Saturday, December 3, 2011

Mulling Things Over

I had a Board meeting at seven-thirty this morning on Mill Street in the historic grey stone building which was the former offices of the Public Utilities Commission, once the throne of the General Manager, Brian J. Gallagher after whom the new $19M generating station is so deservedly named. I turned out precisely at 5:30 a.m. to prepare myself. Downstairs my new iPhone 4S was simultaneously sounding its alarm, producing the mock chime of Big Ben. Glancing out the upstairs windows, I was glad to see that it was raining. This meant I needn’t have any regret about not going for an improving bicycle ride (which in any event I couldn’t have done because my Electra bike, along with three others of various makes, is presently being overhauled at Almonte Bicycle Works).


The cherished early morning moments pass quickly. Between gobbling bran and eggs and sipping black coffee at the oak kitchen table, I conducted routine enquires upon my laptop computer, checking email (two separate addresses, one personal, the other for business) and glancing at my bank accounts (to see if anything suspicious had transpired overnight, wary as I am of identity theft and cyber hacking). Apart from the Board meeting I knew I hadn’t much on my agenda today which provided a welcome and less brittle view of the world. At my age the prospect of eternal employment has both its advantages and disadvantages and the balance of either is mercurial.

Now that the new generating station has been built and commissioned, our Board meetings are primarily focused upon day-to-day management and maintenance and counting our money, a giddy amount by any assessment, and a sum over which the Ward councillors are perpetually squabbling. My appointment by the Town to the Board ends December 31, 2012 so my days in what some have labelled an “Old Boys Club” are at last numbered. My retirement will mark twelve years on the Board, an engagement I have enjoyed since the initial deregulation of the hydro industry by the Ontario government. The President, Desmond Houston, will also hit the wall at the same time. He has skilfully guided our Board through some very exciting years in the history of hydro generation in Almonte. Prior to his appointment to the Board, Des had been the Clerk of the Town of Almonte, and I similarly enjoyed the benefit of association with him in that capacity. He is a lesson in lobbying.

After our meeting I sauntered up Mill Street in the cold drizzle, thankful I had worn a heavy wool sweater coat and silk scarf. En route I stopped at the Post Office to check for mail. There was none. It was premature to expect anything before the sorting was completed mid-morning or later. Back at the office I settled into whatever needed doing. To my surprise it was almost eleven o’clock before I surfaced from my immersion in fiddling administrative details. There was some substantive legal work to do throughout the remainder of the day, but nothing significant, mostly just massaging on-going matters, parrying the odd call, and meeting with Clients to explain to them the terms of a trust agreement which I had drafted years ago. I actually welcomed the opportunity and likened the explanation of the instrument to a defence of a thesis. I appreciated the opportunity to illustrate the agreement in light of the issues which had sparked their apprehension. They left satisfied, at least that’s what they said and what their overall appearance betrayed.

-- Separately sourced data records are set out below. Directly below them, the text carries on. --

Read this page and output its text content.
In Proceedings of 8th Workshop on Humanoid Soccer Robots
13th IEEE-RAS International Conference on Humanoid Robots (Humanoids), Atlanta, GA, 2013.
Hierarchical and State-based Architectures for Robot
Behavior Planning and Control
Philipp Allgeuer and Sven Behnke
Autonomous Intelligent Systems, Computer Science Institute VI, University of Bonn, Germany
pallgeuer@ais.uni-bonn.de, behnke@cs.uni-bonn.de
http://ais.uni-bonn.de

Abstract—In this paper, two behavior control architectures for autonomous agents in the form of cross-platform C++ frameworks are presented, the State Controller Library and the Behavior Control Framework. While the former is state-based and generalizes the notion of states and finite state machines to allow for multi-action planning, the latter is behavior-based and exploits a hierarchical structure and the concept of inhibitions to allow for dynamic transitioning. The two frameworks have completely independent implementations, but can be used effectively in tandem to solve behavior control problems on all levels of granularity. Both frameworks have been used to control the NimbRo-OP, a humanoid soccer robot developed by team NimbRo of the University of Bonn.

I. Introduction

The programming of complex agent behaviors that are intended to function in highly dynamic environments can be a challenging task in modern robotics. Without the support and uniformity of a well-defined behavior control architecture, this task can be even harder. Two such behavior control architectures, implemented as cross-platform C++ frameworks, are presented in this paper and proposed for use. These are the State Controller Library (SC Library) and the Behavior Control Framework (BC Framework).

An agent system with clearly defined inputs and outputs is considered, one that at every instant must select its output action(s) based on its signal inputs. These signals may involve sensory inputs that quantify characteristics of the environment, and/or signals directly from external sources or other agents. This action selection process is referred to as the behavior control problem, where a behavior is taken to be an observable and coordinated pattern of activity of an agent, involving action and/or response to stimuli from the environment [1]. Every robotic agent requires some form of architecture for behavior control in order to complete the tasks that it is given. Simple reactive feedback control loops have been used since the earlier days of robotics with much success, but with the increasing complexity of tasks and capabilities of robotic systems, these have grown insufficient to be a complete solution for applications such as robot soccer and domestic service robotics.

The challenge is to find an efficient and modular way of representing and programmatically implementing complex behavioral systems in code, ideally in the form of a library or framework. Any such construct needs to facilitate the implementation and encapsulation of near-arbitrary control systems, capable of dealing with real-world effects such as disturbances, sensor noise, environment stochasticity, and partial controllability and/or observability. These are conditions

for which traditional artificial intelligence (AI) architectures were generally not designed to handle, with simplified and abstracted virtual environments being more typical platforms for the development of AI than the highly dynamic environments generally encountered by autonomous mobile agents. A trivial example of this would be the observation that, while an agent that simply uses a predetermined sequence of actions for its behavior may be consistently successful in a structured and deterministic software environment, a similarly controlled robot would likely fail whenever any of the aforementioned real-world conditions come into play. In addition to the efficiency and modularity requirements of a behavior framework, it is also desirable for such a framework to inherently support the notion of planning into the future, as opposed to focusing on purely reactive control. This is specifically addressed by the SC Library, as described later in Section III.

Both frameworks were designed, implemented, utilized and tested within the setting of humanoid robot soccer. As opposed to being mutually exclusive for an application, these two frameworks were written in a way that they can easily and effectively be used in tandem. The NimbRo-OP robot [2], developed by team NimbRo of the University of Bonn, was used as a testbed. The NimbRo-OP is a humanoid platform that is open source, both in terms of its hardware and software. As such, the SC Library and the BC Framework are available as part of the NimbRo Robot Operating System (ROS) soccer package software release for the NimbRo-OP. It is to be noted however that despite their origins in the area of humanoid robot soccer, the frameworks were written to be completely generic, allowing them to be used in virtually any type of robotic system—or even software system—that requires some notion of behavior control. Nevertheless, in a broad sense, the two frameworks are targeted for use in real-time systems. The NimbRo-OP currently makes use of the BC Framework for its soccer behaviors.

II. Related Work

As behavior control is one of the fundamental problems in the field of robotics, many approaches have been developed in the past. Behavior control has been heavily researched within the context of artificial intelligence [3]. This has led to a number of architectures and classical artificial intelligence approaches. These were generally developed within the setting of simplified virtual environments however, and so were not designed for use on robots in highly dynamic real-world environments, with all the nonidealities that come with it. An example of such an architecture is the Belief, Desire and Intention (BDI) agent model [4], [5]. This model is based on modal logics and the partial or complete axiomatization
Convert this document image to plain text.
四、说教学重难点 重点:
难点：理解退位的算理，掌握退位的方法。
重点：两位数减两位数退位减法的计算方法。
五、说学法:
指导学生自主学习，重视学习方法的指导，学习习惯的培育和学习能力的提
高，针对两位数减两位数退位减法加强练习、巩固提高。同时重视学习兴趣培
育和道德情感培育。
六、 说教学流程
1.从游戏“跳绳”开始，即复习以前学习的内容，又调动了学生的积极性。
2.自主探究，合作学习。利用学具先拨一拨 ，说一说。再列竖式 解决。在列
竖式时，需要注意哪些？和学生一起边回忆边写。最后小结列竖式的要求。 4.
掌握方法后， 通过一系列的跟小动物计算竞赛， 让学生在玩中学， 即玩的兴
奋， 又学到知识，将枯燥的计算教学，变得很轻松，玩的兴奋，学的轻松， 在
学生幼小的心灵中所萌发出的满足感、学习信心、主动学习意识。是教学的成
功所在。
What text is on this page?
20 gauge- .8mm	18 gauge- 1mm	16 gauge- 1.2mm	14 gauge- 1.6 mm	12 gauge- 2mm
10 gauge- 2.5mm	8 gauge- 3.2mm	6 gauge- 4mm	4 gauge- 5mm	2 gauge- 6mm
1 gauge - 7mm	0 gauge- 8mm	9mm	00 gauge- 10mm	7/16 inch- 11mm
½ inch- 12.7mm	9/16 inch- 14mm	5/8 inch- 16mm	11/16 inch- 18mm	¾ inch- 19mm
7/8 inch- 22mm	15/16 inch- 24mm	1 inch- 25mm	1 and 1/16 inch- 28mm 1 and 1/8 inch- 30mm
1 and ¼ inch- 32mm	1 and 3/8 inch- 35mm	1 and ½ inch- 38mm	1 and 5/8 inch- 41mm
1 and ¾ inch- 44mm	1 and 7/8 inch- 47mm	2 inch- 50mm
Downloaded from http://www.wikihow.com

Lately I have a heightened awareness of what I am doing, everything is oddly more acute. At times the acuity is somewhat of a burden as I feel that I am drowning in minutiae, that somehow I have succeeded in burying myself in detail, but in the end – when I have accomplished the task – I can see that I am merely taking care of business, being alive to the many niceties of a transaction which can easily be unobserved. Because these many elements come flooding upon me, I am sometimes overwhelmed. If nothing else their resolution is time consuming. I have to temper my anxiety by reminding myself that this business of law is not without its delicacy, the perpetual unearthing of which at times distresses me. On the other hand it is the very wearing nature of the work which shortly materializes into absorption and meaningfulness. Finding meaning in life, in anything, is not a given. One doesn’t wish to construct things artificially, nor I suppose is it possible to do so with much success. In the result it lies to the facts to speak for them. As with most realities, the revelation is gradual and hard won.

Another feature of my life lately is a clinical purity, manifested parenthetically by an on-going purge of my material world. Everything is directed to irrefutable transparency translated into bluntness in my approach to almost anything. I am guided by both purpose and objective. In most circumstances the motivating principle is nothing higher than a practical business decision, but even in the realm of personal relations I find I am increasingly disposed to distance myself from extraneous behaviour. It is not that I sense I am running out of time and must therefore propel myself in these matters; rather it is an appetite for substance and connection. The substance is the meaningfulness; the connection is the propriety of it. It is also a more simplistic approach to living, unadulterated not to the point of banality but rather clarity. Life is often complicated by factors which really shouldn’t have any bearing at all upon the circumstances. These complicating factors are not always external. One must frequently rid oneself of contaminants, an elimination which is at times knotty.